Finite element formulations of the semi-analytical time-domain model for flow-induced vibration of tube bundles in steam generators

Abstract

This paper describes the finite element method (FEM) formulations for flow-induced vibration of steam generator tube bundles, based on a semi-analytical time domain (SATD) model proposed by us recently (Sun et al., Appl. Math. Modell. 132, 2024, 252-273). The SATD model is featured by explicit fluid force expressions in terms of multiple integrals with time delays. The new SATD model allows for a unified treatment of both time domain and frequency domain fluidelastic instability (FEI) analysis of a tube due subjected to crossflow. Specifically, this study adds to the body of knowledge through two contributions: (1) This paper presents the details of FEM formulations on this newly formulated SATD theory, in particular the discretization of fluid forces in both lift and drag directions, which are crucial for FEM implementation but missing in the literature; (2) This study presents the formulations based on FEM discretization for frequency domain FEI analysis of tubes, and provides very the first reference on FEI stability analysis of U-tubes.

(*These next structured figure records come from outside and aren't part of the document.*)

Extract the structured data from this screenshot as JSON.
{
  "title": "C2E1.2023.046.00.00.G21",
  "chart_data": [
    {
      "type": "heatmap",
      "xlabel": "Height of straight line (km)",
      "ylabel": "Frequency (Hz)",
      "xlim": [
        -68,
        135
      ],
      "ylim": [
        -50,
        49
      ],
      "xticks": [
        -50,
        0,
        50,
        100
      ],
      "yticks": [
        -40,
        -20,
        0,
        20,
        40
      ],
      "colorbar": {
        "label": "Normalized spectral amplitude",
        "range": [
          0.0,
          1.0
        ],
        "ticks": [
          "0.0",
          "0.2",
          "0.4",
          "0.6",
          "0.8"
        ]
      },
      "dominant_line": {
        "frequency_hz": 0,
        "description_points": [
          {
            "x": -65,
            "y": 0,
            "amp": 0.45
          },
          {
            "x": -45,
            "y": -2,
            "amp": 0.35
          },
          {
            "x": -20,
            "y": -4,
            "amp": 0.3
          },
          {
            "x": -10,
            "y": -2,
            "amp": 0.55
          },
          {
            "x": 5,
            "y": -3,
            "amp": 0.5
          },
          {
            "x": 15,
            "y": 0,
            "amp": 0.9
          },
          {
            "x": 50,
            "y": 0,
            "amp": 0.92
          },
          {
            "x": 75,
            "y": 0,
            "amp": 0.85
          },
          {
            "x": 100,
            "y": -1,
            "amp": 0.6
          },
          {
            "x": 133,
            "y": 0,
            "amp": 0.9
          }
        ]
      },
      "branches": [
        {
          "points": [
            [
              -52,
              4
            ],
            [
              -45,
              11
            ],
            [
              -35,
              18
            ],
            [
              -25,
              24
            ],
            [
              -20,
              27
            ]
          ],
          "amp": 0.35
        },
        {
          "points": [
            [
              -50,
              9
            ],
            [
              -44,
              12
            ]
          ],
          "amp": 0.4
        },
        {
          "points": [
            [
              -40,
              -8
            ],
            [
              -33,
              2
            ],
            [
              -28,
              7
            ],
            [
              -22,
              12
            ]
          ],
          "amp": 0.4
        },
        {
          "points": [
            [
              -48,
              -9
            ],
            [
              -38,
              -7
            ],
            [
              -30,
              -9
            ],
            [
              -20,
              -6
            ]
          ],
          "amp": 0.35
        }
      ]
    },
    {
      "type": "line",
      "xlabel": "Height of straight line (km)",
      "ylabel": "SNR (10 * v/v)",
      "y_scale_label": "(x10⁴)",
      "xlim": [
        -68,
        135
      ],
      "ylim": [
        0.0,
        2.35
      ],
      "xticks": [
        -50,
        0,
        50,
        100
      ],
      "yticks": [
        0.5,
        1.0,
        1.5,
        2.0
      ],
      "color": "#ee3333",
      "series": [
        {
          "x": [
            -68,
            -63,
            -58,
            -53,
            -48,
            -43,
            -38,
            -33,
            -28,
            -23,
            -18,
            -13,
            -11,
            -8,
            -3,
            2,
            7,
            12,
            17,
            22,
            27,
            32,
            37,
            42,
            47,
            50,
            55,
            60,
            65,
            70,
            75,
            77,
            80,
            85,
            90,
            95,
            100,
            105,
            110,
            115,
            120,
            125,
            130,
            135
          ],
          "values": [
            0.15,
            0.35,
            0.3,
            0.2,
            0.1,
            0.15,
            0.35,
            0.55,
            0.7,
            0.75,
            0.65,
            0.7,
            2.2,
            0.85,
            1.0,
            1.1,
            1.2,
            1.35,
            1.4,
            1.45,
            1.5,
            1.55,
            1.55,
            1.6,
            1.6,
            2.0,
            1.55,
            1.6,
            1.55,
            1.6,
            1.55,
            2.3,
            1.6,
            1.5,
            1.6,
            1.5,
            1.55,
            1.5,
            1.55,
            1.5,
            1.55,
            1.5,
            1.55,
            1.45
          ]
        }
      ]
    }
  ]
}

Our FEM results agree well with reported experimental data and numerical results. The numerical examples presented here, including single-span straight tubes subjected to uniform flow and multi-span U-tubes subjected to nonuniform flow, not only demonstrate the merit of the theory for academic research, but also exhibit the potential of the FEM code for realistic engineering applications. Our efforts provide useful and powerful numerical tools for flow-induced vibration analysis of tube bundles in steam generators and other heat exchangers.